Through that time, four Teach For America alumni came through Akanksha. I was struck by their mission, by their deep commitment to end inequity. These young people—some of the brightest—had chosen to spend two years in incredibly challenging classrooms.
A few months later, I met Wendy Kopp at the Teach For America office in New York. We talked about children and India and inequity and I left asking her to come to India. Intrigued by the possibility of some form of Teach For America’s idea working elsewhere, Wendy spent a few days in India-in schools, on campuses, with business and education leaders.
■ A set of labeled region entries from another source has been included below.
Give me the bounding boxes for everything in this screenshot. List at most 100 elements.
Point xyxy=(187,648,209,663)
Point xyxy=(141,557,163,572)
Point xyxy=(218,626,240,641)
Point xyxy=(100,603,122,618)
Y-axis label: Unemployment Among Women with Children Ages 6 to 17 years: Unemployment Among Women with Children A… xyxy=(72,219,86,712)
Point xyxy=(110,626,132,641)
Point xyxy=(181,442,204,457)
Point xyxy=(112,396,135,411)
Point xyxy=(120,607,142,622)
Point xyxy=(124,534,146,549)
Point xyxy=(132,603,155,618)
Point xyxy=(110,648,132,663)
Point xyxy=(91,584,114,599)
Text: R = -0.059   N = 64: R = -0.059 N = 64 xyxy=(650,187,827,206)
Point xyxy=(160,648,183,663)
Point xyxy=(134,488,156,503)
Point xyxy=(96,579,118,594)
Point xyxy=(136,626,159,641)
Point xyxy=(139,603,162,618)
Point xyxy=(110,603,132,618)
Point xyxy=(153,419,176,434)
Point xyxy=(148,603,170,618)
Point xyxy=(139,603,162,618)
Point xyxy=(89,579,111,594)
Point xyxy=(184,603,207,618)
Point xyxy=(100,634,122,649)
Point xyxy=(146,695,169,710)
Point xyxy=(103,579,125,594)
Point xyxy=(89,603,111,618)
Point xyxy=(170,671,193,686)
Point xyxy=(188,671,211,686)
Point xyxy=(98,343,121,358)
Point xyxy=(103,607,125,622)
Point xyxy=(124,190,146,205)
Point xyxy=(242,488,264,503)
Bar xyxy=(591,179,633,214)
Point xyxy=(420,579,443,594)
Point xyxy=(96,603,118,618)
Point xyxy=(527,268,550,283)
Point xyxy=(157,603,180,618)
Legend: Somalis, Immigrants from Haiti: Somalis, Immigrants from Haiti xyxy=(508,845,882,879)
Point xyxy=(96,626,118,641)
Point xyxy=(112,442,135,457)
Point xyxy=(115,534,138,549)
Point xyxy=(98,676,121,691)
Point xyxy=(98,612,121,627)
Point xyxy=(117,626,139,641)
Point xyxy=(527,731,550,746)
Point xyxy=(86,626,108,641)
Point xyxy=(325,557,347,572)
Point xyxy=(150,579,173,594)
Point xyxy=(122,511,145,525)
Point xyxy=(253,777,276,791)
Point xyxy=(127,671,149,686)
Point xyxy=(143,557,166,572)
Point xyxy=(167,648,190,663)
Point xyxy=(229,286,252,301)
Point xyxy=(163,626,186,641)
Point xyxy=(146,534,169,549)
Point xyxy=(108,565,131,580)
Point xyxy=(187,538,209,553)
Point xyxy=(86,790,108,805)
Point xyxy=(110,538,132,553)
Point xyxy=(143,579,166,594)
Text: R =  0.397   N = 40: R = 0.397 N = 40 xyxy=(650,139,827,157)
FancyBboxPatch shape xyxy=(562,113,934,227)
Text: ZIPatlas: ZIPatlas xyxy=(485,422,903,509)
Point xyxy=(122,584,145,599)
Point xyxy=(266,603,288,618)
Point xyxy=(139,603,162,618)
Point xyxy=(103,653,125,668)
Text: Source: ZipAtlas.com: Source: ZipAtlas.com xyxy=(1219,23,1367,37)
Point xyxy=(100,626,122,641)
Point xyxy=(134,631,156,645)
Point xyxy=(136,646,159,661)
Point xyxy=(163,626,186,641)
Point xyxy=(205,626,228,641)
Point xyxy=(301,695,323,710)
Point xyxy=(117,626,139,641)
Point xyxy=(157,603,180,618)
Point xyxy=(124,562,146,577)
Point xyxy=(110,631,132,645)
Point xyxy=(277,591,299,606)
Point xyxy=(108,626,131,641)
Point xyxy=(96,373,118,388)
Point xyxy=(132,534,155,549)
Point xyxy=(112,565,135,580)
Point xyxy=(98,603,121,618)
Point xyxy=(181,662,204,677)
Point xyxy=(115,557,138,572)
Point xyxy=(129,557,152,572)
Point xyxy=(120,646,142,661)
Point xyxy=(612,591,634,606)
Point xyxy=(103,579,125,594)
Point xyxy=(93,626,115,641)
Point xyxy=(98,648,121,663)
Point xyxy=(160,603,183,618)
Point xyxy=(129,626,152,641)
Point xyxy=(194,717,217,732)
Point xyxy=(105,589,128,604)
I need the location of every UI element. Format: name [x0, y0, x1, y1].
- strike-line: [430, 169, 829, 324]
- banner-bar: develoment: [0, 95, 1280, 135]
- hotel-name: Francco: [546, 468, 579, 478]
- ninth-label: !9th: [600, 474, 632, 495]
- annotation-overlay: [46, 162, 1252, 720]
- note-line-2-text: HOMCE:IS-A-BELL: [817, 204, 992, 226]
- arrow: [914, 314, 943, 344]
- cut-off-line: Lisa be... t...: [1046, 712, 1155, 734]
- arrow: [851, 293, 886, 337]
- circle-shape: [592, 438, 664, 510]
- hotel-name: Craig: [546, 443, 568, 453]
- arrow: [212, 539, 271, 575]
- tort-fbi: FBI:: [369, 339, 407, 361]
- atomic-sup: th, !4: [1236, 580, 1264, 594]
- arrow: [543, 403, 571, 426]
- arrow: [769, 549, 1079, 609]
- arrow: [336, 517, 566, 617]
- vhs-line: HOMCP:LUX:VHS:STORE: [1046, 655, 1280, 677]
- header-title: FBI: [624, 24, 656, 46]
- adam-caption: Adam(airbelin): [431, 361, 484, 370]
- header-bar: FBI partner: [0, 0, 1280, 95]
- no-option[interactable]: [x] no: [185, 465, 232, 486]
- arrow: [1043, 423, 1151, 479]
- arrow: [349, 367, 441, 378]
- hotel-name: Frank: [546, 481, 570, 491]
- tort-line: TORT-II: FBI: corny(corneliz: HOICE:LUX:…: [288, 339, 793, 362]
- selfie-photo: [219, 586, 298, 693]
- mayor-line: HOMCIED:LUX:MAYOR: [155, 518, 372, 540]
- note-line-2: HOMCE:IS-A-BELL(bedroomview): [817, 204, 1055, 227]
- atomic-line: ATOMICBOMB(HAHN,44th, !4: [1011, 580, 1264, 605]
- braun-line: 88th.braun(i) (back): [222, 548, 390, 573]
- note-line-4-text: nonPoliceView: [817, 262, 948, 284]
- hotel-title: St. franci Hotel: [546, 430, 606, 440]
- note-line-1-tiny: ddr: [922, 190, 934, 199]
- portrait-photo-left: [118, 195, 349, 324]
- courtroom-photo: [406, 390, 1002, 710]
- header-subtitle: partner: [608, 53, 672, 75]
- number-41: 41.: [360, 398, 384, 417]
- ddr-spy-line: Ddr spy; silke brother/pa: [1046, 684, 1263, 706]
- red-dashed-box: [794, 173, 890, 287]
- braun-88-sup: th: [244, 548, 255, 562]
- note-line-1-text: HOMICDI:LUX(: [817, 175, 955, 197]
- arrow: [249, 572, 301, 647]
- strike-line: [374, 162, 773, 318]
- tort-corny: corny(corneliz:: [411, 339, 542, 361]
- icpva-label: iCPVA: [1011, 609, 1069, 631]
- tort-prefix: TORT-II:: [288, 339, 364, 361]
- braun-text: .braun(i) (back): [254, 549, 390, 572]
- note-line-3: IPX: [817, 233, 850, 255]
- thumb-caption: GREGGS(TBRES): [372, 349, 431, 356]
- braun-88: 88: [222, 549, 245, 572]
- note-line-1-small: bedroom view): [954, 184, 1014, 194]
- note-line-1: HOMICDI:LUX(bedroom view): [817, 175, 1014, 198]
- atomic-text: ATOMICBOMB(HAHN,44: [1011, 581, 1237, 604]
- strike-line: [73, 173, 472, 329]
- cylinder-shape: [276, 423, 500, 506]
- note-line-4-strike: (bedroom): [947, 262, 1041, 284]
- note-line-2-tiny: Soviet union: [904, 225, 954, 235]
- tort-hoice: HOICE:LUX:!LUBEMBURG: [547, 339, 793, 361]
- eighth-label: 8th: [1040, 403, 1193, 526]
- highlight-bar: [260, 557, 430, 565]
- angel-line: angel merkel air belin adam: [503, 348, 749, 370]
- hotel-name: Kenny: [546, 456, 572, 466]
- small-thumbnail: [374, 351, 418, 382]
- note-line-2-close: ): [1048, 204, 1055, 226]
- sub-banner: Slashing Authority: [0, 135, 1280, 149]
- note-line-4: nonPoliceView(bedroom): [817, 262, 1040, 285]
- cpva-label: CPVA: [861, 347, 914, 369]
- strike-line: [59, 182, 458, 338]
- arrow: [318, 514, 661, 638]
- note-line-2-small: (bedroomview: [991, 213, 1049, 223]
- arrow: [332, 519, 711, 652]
Wendy left and our discussions intensified. We worked closely with McKinsey and Co to e x a m i n e the feasibility of Teach For India in a context so vastly different from the U.S. At the end of the three month long study, we were convinced that Teach For India was not only possible, but critical.
The challenges of building the Teach For India movement are immense. The idea seems preposterous to many. Why would the best minds in the country teach? How can a force of a few thousand idealist, untrained young people bridge the stark achievement gap in our struggling schools? Why would corporate India (especially in the current financial crisis) encourage their best talent to go for two years? Teach For India will answer these questions with action. Already, applications are pouring in. Already, the most visionary companies are signing up. And we know that our first hundred Fellows, trained and supported, will define a new way of teaching, a new way of learning, a new way of being.
So, Teach For India now seems the right thing to do. For TFI’s fellows, this is a chance to study leadership in a classroom of life. For TFI’s students, this is a chance for them to bridge their staggering achievement gap, feel cared and valued and experience meaningful learning. And as the movement gains momentum and grows across the country, we will move closer to our vision that one day, every child across India will attain an excellent education.